文章目录
- [pyspark dataframe Column](#pyspark dataframe Column)
-
- [alias 重命名列(name)](#alias 重命名列(name))
- [astype alias cast 修改列类型](#astype alias cast 修改列类型)
- [between 筛选](#between 筛选)
- [bitwiseAND 按位运](#bitwiseAND 按位运)
- [contains 包含元素](#contains 包含元素)
- [withField 字段表达式操作](#withField 字段表达式操作)
- [dropFields 删除字段](#dropFields 删除字段)
- [getField 获取列](#getField 获取列)
- [startswitch 字符串开头](#startswitch 字符串开头)

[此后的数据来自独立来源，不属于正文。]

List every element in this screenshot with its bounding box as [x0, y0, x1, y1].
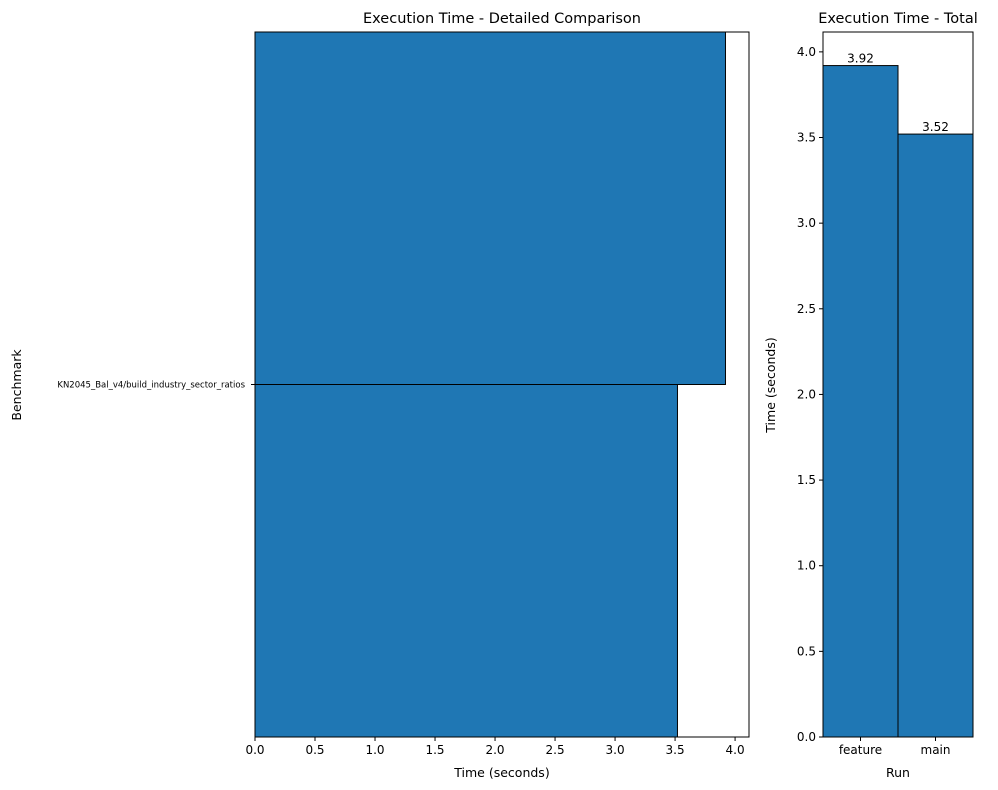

- [endswith 字符串结尾](#endswith 字符串结尾)
- [like 模糊匹配](#like 模糊匹配)
- [ilike 模糊匹配不分大小写](#ilike 模糊匹配不分大小写)
- [rlike 正则匹配](#rlike 正则匹配)
- [isNotNull 列不为控制](#isNotNull 列不为控制)
- [isNull 列为空](#isNull 列为空)
- [isin 根据范围筛选](#isin 根据范围筛选)
- [when 与 otherwise 配合使用](#when 与 otherwise 配合使用)
- [substr 返回列的字串](#substr 返回列的字串)
pyspark dataframe Column
alias 重命名列(name)
df = spark.createDataFrame(
[(2, "Alice"), (5, "Bob")], ["age", "name"])
df.select(df.age.alias("age2")).show()
+----+
|age2|
+----+
| 2|
| 5|
+----+
astype alias cast 修改列类型
data.schema
StructType([StructField('name', StringType(), True), StructField('age', StringType(), True), StructField('id', StringType(), True), StructField('gender', StringType(), True)])
data.printSchema()
root
|-- name: string (nullable = true)
|-- age: string (nullable = true)
|-- id: string (nullable = true)
|-- gender: string (nullable = true)
# 增加一列使用cast修改类型
from pyspark.sql.types import LongType
data.withColumn('age2',data['age'].cast(LongType())).show()
+-----+---+---+------+----+
| name|age| id|gender|age2|
+-----+---+---+------+----+
| ldsx| 12| 1| 男| 12|
|test1| 20| 1| 女| 20|
|test2| 26| 1| 男| 26|
|test3| 19| 1| 女| 19|
|test4| 51| 1| 女| 51|
|test5| 13| 1| 男| 13|
+-----+---+---+------+----+
# 查看scheam
data.withColumn('age2',data['age'].cast(LongType())).schema
StructType([StructField('name', StringType(), True), StructField('age', StringType(), True), StructField('id', StringType(), True), StructField('gender', StringType(), True), StructField('age2', LongType(), True)])
data.withColumn('age2',data['age'].cast(LongType())).printSchema()
root
|-- name: string (nullable = true)
|-- age: string (nullable = true)
|-- id: string (nullable = true)
|-- gender: string (nullable = true)
|-- age2: long (nullable = true)
# 结合别名使用
data.select(df.age.cast("string").alias('ages')).collect()
between 筛选
df.select('name',df.age.between(1,5)).show()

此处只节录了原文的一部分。